Here is an example of building a modernization project  with measurable milestones. Coupled with tight schedule it should become a plan to commit to, follow and monitor:


Initially, a stable source and baseline environment is setup by loading the legacy code & configuring the Automated Rewrite Tool.


Analysis & Automated rewrite PLAN

Next, the sources to target gaps are identified via a virtual compiler and other Automated Rewrite assessment and query tools. The automated Rewrite expert then presents and discusses with the customer team the optional target components and code patterns. The deliverable is an agreed plan.

Refactoring and standard mapping

Once a plan is in place, the next phase includes refactoring and mapping of code fragments and components to the target environment using standard or common custom mapping rules. Stubs are generated for non-common specific mappings.


 First compilation & code quality tests

At this point, the transposed code compiles. Code might include stubs for custom extensions, components and custom rules. This phase also includes Initial code quality auto-testing.

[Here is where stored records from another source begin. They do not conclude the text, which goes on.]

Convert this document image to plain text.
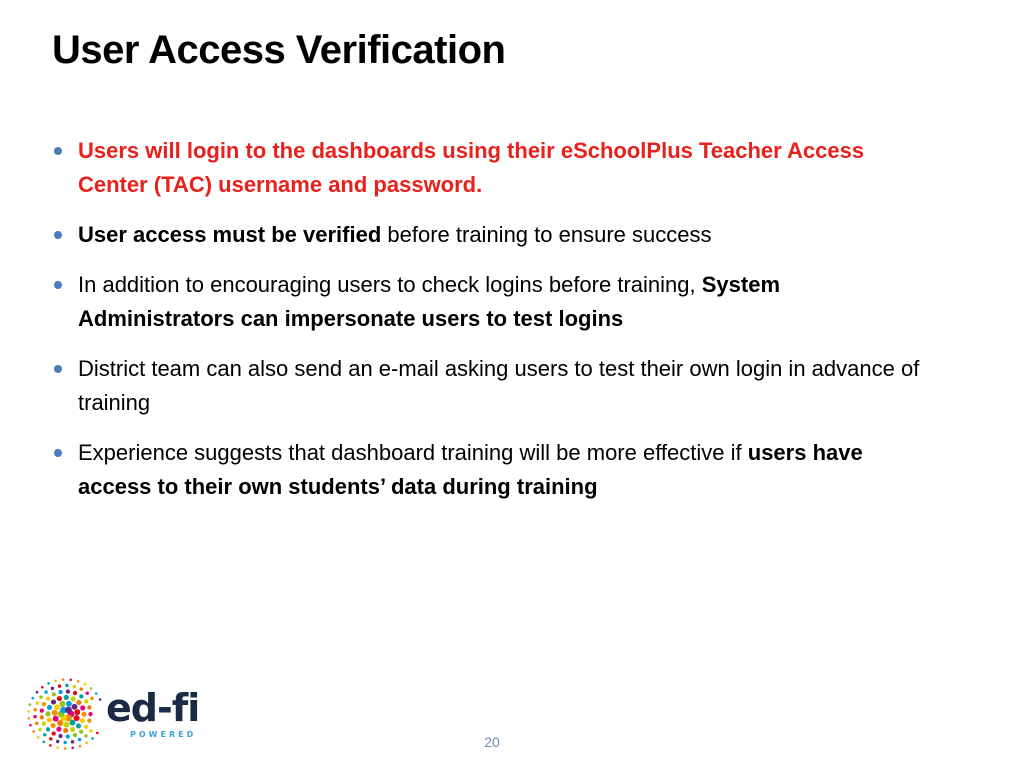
User Access Verification
Users will login to the dashboards using their eSchoolPlus Teacher Access Center (TAC) username and password.
User access must be verified before training to ensure success
In addition to encouraging users to check logins before training, System Administrators can impersonate users to test logins
District team can also send an e-mail asking users to test their own login in advance of training
Experience suggests that dashboard training will be more effective if users have access to their own students’ data during training
ed-fi
POWERED	20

Custom extensions, components and rules  

Custom extensions, components and mapping rules are created for non-standard types and members by either mapping legacy 3rd party controls to .Net equivalents, or by implementing specific code in the generated stubs. This phase can start earlier, in parallel to the standard refactoring and mapping phase.


Final compilation (Developer tests)

The final version of the transposed code compiles with all custom stubs mapped and ready for delivery tests. Some additional edits (post-transpose actions) may be done at this stage.


QA phase

- Delivery Tests/Bug Fixing - According to defined scenarios and success criteria.

- Acceptance Tests (followed by final bug fixing) - According to defined success criteria.